In a recent court case the Federal Court in Karlsruhe dismissed an accusation against TÜV Rheinland concerning the faulty inspection of defective breast implants from a French manufacturer.
Fraud went undetected
Seven years ago it surfaced that a French manufacturer had filled their breast implants with industrial silicon, which had not been approved for medical purposes. TÜV Rheinland was responsible for the quality assurance of the implants, but failed to detect the falsification when they inspected the products. In Germany alone, more than 5,000 women were affected.
The plaintiff was a 67-year old woman seeking to sue TÜV Rheinland for 40,000 Euros, which was the estimated amount she had spent trying to manage the pain caused by the implants.
Court unable to prove auditors responsible
The lawsuit was ultimately dismissed because the court could not find that TÜV Rheinland had violated any obligations in the inspection process.
A few weeks ago the European parliament voted to implement quality controls intended to prevent defective medical products from entering markets and thus human bodies. The new regulations require implants to be equipped with electronic chips linked to an implant register to store all information on the implant and its receiver.
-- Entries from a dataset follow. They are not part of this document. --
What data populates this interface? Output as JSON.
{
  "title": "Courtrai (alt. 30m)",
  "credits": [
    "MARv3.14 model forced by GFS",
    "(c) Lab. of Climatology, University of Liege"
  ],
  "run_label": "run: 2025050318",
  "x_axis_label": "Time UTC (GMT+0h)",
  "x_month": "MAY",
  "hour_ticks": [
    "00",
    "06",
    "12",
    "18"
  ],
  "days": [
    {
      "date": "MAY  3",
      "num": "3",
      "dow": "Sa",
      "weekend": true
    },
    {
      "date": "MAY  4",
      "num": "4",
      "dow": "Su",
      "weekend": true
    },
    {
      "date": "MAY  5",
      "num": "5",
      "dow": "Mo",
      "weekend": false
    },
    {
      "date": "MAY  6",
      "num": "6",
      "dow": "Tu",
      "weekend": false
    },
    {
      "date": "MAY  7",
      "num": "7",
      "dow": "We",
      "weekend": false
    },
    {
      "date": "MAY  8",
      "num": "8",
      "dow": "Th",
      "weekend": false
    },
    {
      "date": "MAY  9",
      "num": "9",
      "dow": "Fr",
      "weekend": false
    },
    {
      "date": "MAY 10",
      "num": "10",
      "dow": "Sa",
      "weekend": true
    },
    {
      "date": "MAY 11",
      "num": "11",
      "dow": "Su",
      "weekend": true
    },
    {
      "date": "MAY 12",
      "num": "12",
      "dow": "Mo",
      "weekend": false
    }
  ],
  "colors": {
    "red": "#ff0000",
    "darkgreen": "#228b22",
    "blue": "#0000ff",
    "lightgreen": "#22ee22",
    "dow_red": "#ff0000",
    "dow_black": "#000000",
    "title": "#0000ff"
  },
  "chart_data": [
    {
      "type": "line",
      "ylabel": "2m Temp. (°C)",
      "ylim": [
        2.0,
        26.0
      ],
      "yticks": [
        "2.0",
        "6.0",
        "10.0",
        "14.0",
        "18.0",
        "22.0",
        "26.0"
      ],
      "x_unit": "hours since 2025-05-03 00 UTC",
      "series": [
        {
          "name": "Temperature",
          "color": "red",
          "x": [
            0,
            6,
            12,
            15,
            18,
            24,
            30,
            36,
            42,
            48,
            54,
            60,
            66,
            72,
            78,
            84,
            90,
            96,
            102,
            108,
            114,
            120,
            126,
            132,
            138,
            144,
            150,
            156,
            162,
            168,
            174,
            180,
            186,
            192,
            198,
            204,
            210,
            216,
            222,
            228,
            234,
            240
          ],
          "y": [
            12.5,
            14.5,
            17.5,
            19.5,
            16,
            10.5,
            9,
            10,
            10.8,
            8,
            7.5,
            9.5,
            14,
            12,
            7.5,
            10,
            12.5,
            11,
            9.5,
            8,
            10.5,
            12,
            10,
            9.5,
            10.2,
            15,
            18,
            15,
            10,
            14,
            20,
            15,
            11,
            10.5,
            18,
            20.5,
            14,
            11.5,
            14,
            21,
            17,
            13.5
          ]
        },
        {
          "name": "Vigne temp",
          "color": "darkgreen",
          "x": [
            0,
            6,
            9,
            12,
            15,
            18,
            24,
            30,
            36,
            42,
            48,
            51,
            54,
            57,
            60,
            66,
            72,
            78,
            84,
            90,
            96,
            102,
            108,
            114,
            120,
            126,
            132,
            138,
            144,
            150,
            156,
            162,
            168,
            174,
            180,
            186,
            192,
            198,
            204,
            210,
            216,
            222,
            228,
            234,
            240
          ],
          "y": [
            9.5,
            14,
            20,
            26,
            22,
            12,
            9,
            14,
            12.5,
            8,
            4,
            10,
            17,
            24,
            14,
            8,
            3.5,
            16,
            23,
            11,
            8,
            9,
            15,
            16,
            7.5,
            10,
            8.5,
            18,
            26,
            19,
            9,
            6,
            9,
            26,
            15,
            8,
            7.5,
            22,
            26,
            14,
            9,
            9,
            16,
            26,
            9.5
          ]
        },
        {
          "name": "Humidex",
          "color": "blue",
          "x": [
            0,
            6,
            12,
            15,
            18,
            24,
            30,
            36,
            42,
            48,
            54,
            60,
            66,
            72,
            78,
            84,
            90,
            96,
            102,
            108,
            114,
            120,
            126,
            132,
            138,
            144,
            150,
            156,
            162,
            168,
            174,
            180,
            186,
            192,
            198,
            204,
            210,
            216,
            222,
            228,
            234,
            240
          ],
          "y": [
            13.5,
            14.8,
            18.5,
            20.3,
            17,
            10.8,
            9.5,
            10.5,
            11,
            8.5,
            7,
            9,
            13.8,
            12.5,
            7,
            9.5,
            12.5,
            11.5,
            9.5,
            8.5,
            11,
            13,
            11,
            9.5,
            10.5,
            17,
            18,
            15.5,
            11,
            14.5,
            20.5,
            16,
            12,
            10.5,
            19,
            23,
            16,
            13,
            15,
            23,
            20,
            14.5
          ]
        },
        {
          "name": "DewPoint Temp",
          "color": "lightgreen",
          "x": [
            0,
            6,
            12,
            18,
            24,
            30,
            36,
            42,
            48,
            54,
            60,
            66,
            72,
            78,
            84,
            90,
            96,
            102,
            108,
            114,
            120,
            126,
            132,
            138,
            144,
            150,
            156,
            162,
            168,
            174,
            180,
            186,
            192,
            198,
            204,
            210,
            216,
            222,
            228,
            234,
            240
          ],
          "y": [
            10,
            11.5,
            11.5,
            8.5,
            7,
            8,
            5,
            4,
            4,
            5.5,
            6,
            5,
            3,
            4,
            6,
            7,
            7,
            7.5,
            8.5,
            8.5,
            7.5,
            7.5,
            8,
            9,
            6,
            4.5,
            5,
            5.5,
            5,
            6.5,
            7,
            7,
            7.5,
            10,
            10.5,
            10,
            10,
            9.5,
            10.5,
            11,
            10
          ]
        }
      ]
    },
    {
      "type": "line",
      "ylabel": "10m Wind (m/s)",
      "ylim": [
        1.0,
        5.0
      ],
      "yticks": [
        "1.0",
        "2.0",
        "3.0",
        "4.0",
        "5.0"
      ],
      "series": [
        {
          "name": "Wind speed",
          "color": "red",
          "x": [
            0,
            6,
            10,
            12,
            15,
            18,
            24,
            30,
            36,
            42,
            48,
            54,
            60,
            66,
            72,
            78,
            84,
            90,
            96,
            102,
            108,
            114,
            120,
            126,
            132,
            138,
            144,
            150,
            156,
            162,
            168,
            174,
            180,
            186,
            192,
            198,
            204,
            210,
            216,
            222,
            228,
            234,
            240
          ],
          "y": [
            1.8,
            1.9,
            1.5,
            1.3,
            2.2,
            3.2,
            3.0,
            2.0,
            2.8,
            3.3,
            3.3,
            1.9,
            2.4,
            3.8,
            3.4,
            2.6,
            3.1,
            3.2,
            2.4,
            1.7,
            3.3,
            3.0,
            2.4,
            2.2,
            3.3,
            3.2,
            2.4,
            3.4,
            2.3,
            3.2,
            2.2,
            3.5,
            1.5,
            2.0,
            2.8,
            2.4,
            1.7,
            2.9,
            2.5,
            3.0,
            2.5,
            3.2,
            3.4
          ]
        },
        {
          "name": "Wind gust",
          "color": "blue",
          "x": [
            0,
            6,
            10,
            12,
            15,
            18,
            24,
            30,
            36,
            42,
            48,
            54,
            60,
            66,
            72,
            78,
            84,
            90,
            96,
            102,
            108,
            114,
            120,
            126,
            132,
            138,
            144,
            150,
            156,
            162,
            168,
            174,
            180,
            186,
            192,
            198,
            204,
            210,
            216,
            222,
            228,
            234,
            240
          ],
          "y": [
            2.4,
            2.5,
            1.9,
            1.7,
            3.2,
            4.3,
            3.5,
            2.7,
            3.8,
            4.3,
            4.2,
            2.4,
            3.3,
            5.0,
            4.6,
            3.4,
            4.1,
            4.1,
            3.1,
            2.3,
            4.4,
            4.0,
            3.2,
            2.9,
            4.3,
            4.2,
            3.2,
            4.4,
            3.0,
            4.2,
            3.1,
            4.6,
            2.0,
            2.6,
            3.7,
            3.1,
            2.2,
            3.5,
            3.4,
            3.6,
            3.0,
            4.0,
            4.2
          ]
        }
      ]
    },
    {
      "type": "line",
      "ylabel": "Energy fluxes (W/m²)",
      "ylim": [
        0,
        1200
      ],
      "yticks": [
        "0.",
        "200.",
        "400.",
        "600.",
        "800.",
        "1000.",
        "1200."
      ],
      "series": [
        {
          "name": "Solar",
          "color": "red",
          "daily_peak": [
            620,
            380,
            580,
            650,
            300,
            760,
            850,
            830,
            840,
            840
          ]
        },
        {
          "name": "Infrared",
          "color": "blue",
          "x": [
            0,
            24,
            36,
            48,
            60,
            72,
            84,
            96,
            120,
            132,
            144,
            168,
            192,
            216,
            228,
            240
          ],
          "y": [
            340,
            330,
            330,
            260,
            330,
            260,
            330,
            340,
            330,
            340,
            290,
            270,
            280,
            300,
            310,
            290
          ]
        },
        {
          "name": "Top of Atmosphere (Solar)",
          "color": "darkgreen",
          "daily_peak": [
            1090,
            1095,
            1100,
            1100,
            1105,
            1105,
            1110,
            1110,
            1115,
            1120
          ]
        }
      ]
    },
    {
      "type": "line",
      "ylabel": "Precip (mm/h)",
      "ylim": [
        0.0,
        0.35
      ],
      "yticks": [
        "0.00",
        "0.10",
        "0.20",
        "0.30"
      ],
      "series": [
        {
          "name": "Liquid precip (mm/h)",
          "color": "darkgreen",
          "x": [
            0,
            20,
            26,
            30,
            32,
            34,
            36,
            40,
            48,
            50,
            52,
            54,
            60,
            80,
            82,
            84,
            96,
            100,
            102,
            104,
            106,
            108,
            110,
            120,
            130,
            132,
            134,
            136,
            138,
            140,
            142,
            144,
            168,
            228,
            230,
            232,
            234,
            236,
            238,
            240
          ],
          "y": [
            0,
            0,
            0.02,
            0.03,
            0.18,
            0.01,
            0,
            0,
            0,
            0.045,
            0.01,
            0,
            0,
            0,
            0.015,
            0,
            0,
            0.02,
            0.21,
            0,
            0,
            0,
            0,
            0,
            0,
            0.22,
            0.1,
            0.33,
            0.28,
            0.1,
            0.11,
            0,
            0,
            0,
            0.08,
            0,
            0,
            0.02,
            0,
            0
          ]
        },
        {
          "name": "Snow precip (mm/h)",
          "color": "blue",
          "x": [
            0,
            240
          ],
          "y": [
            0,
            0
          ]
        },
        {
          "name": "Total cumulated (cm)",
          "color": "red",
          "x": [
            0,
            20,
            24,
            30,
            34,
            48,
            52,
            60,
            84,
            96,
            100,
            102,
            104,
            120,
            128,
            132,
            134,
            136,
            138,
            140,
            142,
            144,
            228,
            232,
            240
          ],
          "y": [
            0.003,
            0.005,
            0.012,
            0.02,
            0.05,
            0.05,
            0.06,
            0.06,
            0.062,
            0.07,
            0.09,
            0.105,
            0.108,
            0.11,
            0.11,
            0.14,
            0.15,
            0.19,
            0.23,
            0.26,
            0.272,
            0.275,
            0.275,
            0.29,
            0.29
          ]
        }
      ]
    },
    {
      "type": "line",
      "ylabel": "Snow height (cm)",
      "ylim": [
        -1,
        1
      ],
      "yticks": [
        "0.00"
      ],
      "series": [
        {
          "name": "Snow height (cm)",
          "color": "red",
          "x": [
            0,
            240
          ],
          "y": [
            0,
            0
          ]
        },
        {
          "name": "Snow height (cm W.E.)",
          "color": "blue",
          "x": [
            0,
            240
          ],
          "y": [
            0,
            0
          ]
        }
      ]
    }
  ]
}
How Blockchain could change medical supply chains
If this information was stored in a Blockchain, the complete history of a medical product could be shown transparently. Even the last component of an implant could be examined including its origins and falsifications, thus preventing incidents like this recent lawsuit.
Ambiguity in liability cases made clear with Blockchain
Blockchain is able to substantially improve supply chains in that all steps in the supply chain are written into a Blockchain in the form of transactions and are not erasable due to the decentralized nature of the database.
Blockchain eliminated third-party control systems and ensures the highest level of product safety, which is particularly important in the supply chain process of medical products.